There are daily medications available to treat symptoms of Parkinson's disease (PD) - such as shakiness, stiffness, and difficulty moving. As PD progresses though, most patients experience periods during the day of "OFF" episodes (worsening of symptoms), even when taking one of these medications.
The US Food and Drug Administration has approved three on-demand treatment therapies to relieve these episodes. It was not understood, however, which aspects of the treatments patients value most. Researchers with RTI Health Solutions conducted a patient-preference study using a discrete-choice experiment survey to elicit this information.
The primary objectives were to quantify patient preferences for PD OFF‑episode treatment features and estimate the relative importance of features to patients. The survey presented patients with a series of hypothetical treatments to choose between. The treatments were based on different combinations of values from four treatment features of on-demand therapies.
- Method of administration along with the level of adverse effects
- Time to full "ON" (the time it would take to relieve symptoms)
- How long symptom relief would last
Overall, respondents placed the most importance on avoidance of high out-of-pocket costs and mode of administration. On average, the respondents were more likely to select the sublingual film treatment compared with the injection or inhalation powder treatments. They were also willing to pay more for the sublingual film and treatment that decreased the time it took to relieve symptoms.

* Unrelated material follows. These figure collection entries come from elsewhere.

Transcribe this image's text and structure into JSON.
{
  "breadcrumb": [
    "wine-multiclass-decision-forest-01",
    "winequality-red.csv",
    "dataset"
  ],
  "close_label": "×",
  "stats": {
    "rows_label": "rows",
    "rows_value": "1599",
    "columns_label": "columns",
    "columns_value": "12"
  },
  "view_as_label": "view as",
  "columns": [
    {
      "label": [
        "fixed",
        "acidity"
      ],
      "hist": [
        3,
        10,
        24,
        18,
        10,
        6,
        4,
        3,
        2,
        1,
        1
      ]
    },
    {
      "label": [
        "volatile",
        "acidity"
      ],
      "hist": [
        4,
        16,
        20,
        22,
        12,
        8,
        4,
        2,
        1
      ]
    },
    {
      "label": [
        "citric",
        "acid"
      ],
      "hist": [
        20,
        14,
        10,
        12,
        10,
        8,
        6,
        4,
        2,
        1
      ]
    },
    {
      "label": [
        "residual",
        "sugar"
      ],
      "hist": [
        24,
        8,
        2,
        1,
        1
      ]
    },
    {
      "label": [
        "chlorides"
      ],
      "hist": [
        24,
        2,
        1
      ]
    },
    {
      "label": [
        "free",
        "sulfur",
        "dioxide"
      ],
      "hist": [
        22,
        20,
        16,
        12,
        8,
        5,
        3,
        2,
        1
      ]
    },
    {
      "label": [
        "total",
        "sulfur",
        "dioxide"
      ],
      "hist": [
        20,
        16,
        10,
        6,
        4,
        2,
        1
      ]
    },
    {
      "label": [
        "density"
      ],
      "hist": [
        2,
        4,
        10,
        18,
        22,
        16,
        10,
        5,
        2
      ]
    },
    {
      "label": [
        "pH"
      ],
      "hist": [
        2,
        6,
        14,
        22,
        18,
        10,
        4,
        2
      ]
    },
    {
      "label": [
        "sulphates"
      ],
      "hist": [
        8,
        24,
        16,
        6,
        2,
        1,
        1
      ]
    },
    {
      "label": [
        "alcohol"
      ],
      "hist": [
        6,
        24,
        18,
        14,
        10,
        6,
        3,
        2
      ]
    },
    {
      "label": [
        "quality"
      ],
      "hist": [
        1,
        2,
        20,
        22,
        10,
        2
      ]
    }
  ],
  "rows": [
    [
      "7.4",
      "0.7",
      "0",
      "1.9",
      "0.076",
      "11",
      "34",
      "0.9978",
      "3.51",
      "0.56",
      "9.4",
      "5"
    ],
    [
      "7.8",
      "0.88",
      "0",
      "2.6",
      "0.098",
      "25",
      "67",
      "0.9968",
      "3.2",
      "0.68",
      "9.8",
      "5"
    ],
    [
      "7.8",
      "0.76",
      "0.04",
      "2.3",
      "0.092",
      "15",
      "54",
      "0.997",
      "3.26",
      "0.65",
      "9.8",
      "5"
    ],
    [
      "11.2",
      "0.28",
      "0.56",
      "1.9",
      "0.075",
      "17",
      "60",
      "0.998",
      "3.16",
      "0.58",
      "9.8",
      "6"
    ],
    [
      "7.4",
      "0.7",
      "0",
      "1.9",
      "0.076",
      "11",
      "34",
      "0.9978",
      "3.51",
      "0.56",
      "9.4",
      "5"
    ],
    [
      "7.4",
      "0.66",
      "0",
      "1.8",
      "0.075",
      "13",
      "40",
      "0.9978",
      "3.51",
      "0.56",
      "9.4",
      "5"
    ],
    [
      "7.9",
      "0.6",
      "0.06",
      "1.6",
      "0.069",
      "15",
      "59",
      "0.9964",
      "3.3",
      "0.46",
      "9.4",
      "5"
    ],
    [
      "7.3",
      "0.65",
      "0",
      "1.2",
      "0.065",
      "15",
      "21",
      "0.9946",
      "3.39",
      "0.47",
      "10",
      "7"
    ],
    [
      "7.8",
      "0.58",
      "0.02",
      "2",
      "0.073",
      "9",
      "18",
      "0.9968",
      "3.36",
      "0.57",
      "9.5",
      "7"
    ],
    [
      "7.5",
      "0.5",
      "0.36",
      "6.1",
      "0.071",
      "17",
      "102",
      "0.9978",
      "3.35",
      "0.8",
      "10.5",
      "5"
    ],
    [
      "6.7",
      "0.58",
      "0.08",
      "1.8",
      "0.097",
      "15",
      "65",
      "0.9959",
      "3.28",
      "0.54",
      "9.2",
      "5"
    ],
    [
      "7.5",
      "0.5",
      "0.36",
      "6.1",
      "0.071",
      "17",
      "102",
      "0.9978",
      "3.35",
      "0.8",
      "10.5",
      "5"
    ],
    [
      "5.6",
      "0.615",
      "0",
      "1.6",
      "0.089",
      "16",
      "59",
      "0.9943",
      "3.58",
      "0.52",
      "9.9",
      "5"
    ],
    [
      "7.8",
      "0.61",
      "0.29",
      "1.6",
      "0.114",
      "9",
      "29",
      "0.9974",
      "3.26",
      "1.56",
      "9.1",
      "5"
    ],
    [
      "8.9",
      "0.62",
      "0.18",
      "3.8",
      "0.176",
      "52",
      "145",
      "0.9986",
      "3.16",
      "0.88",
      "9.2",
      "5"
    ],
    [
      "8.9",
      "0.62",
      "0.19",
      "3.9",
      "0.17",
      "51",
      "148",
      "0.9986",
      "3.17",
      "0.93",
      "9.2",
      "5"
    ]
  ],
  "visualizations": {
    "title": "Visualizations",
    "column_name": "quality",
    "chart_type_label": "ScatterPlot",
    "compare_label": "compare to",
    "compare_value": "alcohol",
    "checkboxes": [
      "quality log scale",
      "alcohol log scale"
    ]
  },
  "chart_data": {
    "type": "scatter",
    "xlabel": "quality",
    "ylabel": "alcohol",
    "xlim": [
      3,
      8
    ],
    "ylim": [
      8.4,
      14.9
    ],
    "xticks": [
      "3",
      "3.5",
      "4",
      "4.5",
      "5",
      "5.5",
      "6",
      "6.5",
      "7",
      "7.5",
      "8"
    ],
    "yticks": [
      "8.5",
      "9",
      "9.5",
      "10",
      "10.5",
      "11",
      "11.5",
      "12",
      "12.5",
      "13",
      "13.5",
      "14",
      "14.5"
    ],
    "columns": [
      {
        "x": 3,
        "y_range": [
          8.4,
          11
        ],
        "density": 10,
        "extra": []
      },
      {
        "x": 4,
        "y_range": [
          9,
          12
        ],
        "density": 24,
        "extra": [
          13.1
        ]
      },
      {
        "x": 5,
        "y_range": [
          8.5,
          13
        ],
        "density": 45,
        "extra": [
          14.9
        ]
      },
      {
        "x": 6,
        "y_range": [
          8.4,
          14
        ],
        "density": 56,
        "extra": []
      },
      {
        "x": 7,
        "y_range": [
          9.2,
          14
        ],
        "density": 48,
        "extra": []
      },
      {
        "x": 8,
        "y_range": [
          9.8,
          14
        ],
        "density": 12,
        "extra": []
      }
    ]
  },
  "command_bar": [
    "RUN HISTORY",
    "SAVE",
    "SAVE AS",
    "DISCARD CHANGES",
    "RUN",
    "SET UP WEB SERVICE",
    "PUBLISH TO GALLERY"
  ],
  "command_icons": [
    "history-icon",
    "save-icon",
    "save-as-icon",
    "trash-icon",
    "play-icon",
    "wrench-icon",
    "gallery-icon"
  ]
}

Joshua Coulter, Research Economist at RTI Health Solutions, shared, "The results of this study can help future research focus on therapies with treatment attributes that patients with Parkinson's disease deem most important."
Thach A, Sutphin J, Coulter J, Mansfield C. A discrete-choice experiment evaluating preferences for on-demand treatments for patients with Parkinson's Disease and "OFF" episodes. Poster presented at the MDS Virtual Congress 2020; September 11, 2020. [abstract] Mov Disord. 2020 Sep; 35(S1):S427. doi: 10.1002/mds.28268.